Reconstitution of blue-green reversible photoconversion of a cyanobacterial photoreceptor, PixJ1, in phycocyanobilin-producing Escherichia coli.

PixJ1, a photoreceptor in the unicellular cyanobacterium Synechocystis sp. PCC 6803, mediates positive phototactic motility and contains two GAF domains, the latter of which binds a bilin chromophore. Full-length PixJ1 expressed and purified from Synechocystis showed unique reversible photoconversion between a blue light-absorbing (Pb) form and a green light-absorbing (Pg) form (1) in contrast to the reversible phototransformation between the red light-absorbing form and far-red light-absorbing form of the other GAF-containing photoreceptors such as plant or bacterial phytochromes. To clarify the origin of the blue-shifted photoconversion, we tried to reconstitute this blue-green reversible phototransformation by synthesizing the second GAF domain in Escherichia coli transformed with genes for biosynthesis of four different bilins, biliverdin (BV), bilirubin (BR), phycocyanobilin (PCB), and phycocyanorubin (PCR), as final products.
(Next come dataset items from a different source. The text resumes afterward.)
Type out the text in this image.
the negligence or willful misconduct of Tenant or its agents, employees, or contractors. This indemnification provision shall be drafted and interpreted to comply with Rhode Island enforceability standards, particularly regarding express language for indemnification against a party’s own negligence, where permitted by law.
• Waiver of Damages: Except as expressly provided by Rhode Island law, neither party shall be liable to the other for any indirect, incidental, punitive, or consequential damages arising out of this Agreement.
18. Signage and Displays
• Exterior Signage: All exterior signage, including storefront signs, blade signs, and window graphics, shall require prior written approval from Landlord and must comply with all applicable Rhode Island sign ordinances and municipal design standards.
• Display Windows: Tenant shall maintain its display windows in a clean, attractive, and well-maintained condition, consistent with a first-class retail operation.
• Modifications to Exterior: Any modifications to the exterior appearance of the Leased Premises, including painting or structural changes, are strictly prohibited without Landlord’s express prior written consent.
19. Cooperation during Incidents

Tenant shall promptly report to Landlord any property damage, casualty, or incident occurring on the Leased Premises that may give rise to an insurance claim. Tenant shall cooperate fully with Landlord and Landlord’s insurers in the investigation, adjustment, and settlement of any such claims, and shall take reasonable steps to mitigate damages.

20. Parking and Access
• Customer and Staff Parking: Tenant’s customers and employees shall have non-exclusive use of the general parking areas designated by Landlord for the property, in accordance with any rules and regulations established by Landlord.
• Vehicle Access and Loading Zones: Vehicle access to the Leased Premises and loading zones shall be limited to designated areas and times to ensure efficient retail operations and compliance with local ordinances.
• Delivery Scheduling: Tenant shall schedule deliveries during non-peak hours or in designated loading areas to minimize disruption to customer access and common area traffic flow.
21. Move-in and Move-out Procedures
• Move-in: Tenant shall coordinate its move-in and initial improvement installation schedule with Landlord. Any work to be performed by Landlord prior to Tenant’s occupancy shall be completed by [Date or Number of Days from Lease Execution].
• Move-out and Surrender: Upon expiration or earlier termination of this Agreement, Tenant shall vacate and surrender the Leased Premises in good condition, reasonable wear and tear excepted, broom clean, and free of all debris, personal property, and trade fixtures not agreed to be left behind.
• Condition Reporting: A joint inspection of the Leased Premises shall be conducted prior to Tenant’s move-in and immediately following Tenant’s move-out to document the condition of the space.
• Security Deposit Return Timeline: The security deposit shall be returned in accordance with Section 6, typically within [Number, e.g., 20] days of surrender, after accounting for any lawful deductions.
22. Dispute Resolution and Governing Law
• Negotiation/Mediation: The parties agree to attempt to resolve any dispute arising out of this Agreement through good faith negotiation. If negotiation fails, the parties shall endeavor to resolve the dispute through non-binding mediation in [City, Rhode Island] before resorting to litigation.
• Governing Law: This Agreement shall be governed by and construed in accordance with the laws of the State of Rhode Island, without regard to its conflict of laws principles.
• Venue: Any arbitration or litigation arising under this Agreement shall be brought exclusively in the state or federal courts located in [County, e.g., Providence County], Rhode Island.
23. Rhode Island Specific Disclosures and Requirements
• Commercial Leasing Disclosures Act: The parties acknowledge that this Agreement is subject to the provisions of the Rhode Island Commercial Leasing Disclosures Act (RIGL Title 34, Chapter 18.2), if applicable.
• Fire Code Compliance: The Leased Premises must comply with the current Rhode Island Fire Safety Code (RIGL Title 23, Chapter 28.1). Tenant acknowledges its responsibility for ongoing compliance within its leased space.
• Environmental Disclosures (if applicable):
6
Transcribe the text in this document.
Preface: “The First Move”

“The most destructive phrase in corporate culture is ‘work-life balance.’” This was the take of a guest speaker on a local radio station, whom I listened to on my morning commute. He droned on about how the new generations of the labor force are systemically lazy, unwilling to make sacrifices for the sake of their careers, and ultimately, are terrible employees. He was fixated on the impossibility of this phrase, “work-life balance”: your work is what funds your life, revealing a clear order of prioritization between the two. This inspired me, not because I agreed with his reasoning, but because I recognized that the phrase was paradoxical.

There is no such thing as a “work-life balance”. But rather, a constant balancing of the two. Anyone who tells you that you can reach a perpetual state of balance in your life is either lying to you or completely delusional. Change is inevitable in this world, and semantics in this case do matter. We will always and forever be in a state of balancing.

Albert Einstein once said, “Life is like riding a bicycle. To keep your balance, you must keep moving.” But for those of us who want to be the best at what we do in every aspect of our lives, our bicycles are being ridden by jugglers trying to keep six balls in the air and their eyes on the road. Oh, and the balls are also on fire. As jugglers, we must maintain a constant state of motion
The three expression systems, the BR system being the exception, produced a GAF polypeptide with a covalently bound bilin. The GAF polypeptide from the BV-synthesizing system exhibited an irreversible photoconversion, while that from the PCB-synthesizing system revealed photoconversion between Pb and Pg almost identical to that of the full-length PixJ1, indicating that PCB is responsible for the blue-green reversible photoconversion. Furthermore, the GAF polypeptide from the PCR-producing system exhibited almost the same reversible spectral change, possibly coming from the PCB accumulated in the PCR-biosynthetic pathway. Mass spectrometry (MS) of the main tryptic chromopeptide revealed that the chromophore binds to a 21-amino acid peptide that contains a cysteine-histidine motif for phytochrome chromophore binding and that an ion signal can be assigned to desorbed PCB. The absorption spectra of the denatured GAF polypeptide suggested that PCB is attached to the protein moiety in a twisted conformation that disrupts the pi-electron conjugation between the A and B rings, possibly being held in position through a second covalent linkage.